The more I read about schools and universities moving increasingly to online teaching, the more I worry about teachers’ unions of every variety being defanged.  In the United States in recent years one of the beating heartbeats of hope for a resurgence of labor has rested on the shoulders of teachers.  Red state teachers’ organizations in West Virginia, Oklahoma, and Arizona, brought conservative legislatures and governors to their knees with lengthy job actions and strikes to win raises, smaller classroom size, and better in-classroom support.  By taking collective action, they also won huge public support by linking militant action with community and student-oriented demands in addition to wage increases.  One of the themes of these strikes was the way that rank-and-file teachers used social media to mobilize strength, sometimes pressuring their unions to follow where they were demanding that they lead.

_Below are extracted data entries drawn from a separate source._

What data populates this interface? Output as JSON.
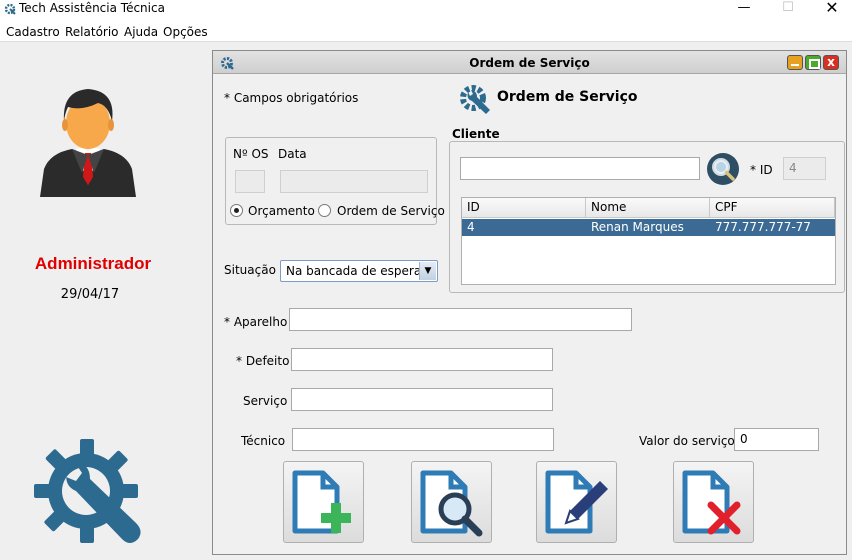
{
  "window": {
    "title": "Tech Assistência Técnica",
    "controls": {
      "minimize": "—",
      "maximize": "☐",
      "close": "✕"
    }
  },
  "menu": [
    "Cadastro",
    "Relatório",
    "Ajuda",
    "Opções"
  ],
  "sidebar": {
    "user_name": "Administrador",
    "date": "29/04/17",
    "name_color": "#e00000"
  },
  "frame": {
    "title": "Ordem de Serviço",
    "required_note": "* Campos obrigatórios",
    "header_title": "Ordem de Serviço",
    "os_panel": {
      "os_number_label": "Nº OS",
      "date_label": "Data",
      "os_number_value": "",
      "date_value": "",
      "radio_orcamento": "Orçamento",
      "radio_ordem": "Ordem de Serviço",
      "selected": "Orçamento"
    },
    "situacao_label": "Situação",
    "situacao_value": "Na bancada de espera",
    "cliente": {
      "label": "Cliente",
      "search_value": "",
      "id_label": "* ID",
      "id_value": "4",
      "columns": [
        "ID",
        "Nome",
        "CPF"
      ],
      "rows": [
        {
          "id": "4",
          "nome": "Renan Marques",
          "cpf": "777.777.777-77"
        }
      ]
    },
    "fields": {
      "aparelho_label": "* Aparelho",
      "defeito_label": "* Defeito",
      "servico_label": "Serviço",
      "tecnico_label": "Técnico",
      "valor_label": "Valor do serviço",
      "aparelho_value": "",
      "defeito_value": "",
      "servico_value": "",
      "tecnico_value": "",
      "valor_value": "0"
    },
    "actions": [
      "add-document",
      "search-document",
      "edit-document",
      "delete-document"
    ],
    "close_glyph": "x"
  },
  "colors": {
    "selection": "#3b6b95",
    "icon_blue": "#2e7bb6",
    "gear_blue": "#2d6a8f",
    "add_green": "#3cb55a",
    "delete_red": "#e0202a"
  }
}
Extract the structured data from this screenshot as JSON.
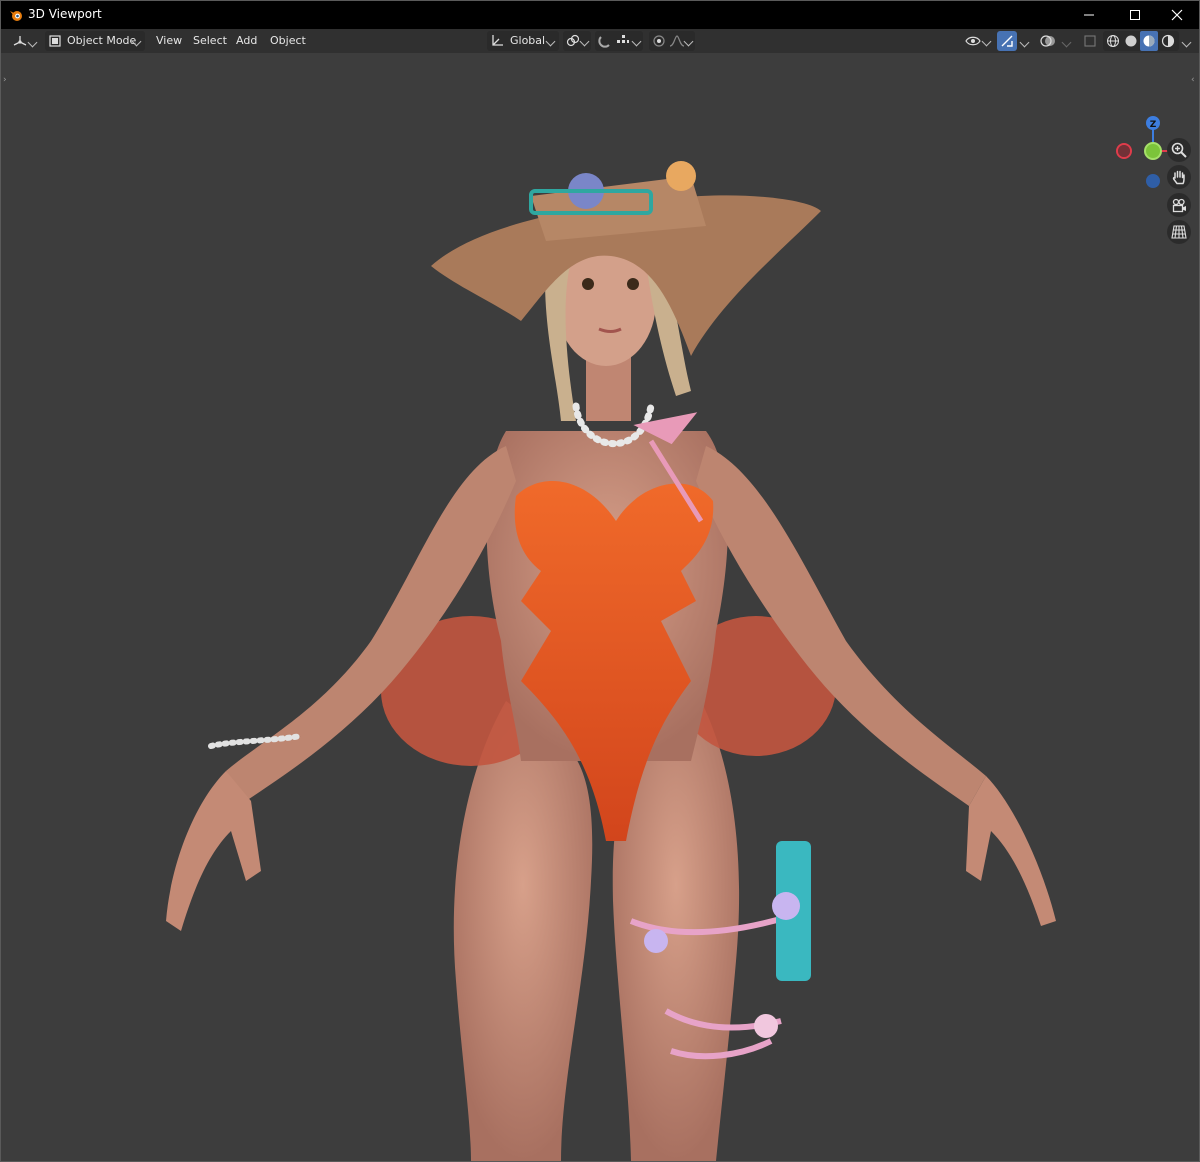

Nonetheless, on-line classrooms and more online learning in the future will also decrease solidarity and relationships between teachers that come from daily contact, lunch and breaks in the ubiquitous teachers’ lounges, collaborative teaching and field trips, and even the mentorship of transferring both skills and union values to new potential teachers during their practice teaching requirements for licensure.  Having the districts provide computers and higher speed internet for online work from a teacher’s home, also allows employer monitoring of that work and those communications to move to another level.

This is all true in public schools, but will be no different at the college and university level once contact is decreased.  Organization in higher education will also be impacted.  A high point for some unions has been the recent unionization of adjuncts.  Not having the adjuncts teach from physical locations will make hard work even harder.  Having big tech companies adopt remote work also raises unionization, already rare, to yet another level of difficulty.

ACORN UK’s head organizer was telling me about what may be a record size for a Zoom meeting when one-third of the membership of the teachers’ union in Britain signed on to make plans and protest school reopening in England for the next couple of months.  I can’t see how any of these changes make unionization easier.  Zoom and other systems are great organizing tools, but they don’t substitute for direct relationships.

We always believed that our success in organizing home health care aides and home day care workers without centralized workplaces was because the union had as much, if not more, access to the workers as the employers did.  At the same time, we forged those relationships between workers and between workers and the union in direct meetings and visits.

Using Zoom and other tools to facilitate mass communications is great for our organizations, but believing that people are going to risk their jobs and security for a Zoom buddy, as opposed to someone that they have met, know, and have joined in struggle is a stretch.  Atomizing workplaces creates huge obstacles for organization in most situations where those wanting to build collective organization and action are already at a huge disadvantage.  As organizers equally skilled and comfortable organizing in the community as the workplace, we’ll have some advantage adapting, but we won’t pretend that finding more workers at home makes anything easier.